Allelic discrimination using the Rdm SNP KASP assay
The peak SNP (1,744,370) was selected to develop a KASP assay to confirm the alleles obtained by GBS and to apply this assay in future MAS. Thus, a subset of 146 accessions from the GWAS panel were analyzed with this assay, and as expected, all of the same alleles/genotypes obtained by GBS were obtained using the KASP assay (Additional File 5). Furthermore, the developed assay was able to correct the heterozygous genotypes obtained by GBS (Figure 4). Among the accessions shown to be heterozygous at the peak SNP, 15 accessions were present in the subset analyzed with the assay, and all were found to be homozygous.

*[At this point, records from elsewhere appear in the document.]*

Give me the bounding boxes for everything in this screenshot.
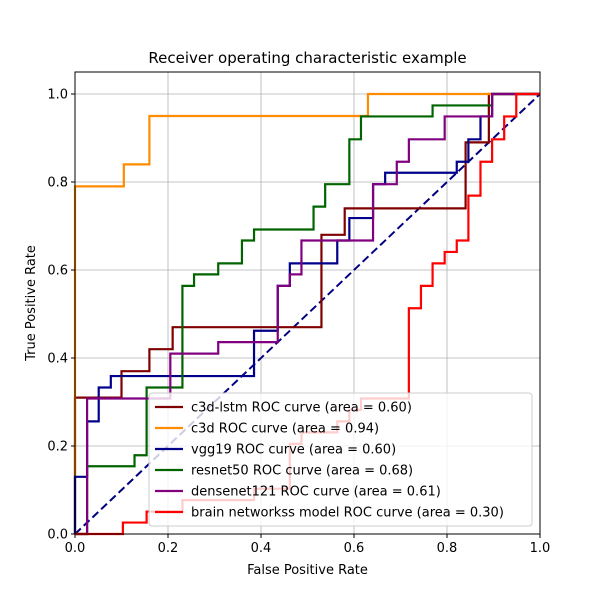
legend: c3d-lstm ROC curve (area = 0.60) c3d ROC … bbox=[148, 392, 533, 527]
chance-diagonal-line bbox=[74, 93, 541, 535]
legend-entry: c3d ROC curve (area = 0.94) bbox=[191, 422, 379, 437]
y-tick-label: 0.2 bbox=[47, 440, 68, 455]
y-tick-label: 0.8 bbox=[47, 176, 68, 191]
chart-title: Receiver operating characteristic exampl… bbox=[148, 49, 466, 67]
axis-ticks: 0.0 0.2 0.4 0.6 0.8 1.0 0.0 0.2 0.4 0.6 0.8 1.0 bbox=[47, 88, 550, 557]
legend-entry: vgg19 ROC curve (area = 0.60) bbox=[191, 443, 396, 458]
x-tick-label: 0.4 bbox=[251, 541, 272, 556]
x-tick-label: 0.2 bbox=[158, 541, 179, 556]
y-axis-label: True Positive Rate bbox=[24, 245, 39, 362]
y-tick-label: 0.0 bbox=[47, 528, 68, 543]
chance-diagonal bbox=[74, 93, 541, 535]
legend-entry: brain networkss model ROC curve (area = … bbox=[191, 506, 504, 521]
series-line-1 bbox=[73, 92, 540, 534]
x-tick-label: 1.0 bbox=[530, 541, 551, 556]
series-line-0 bbox=[73, 92, 540, 534]
legend-entry: resnet50 ROC curve (area = 0.68) bbox=[191, 464, 413, 479]
x-tick-label: 0.8 bbox=[437, 541, 458, 556]
series-line-4 bbox=[75, 92, 540, 536]
legend-box bbox=[148, 392, 533, 527]
y-tick-label: 0.4 bbox=[47, 352, 68, 367]
x-tick-label: 0.6 bbox=[344, 541, 365, 556]
y-tick-label: 1.0 bbox=[47, 88, 68, 103]
series-line-3 bbox=[75, 92, 540, 536]
legend-entry: c3d-lstm ROC curve (area = 0.60) bbox=[191, 401, 412, 416]
x-tick-label: 0.0 bbox=[65, 541, 86, 556]
plot-frame bbox=[74, 71, 541, 535]
x-axis-label: False Positive Rate bbox=[247, 563, 368, 578]
y-tick-label: 0.6 bbox=[47, 264, 68, 279]
legend-entry: densenet121 ROC curve (area = 0.61) bbox=[191, 485, 441, 500]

Therefore, the efficiency of the SNP marker and type I/II error rates were calculated and are shown in Table 6. The SNP1 marker was present in 98% of the accessions phenotyped as resistant, resulting in a low type I error rate (2.4%), which suggests a low probability of erroneously selecting a susceptible line based on the marker genotype. In addition, the marker also presented a low type II error rate or false negative rate of 1.19%.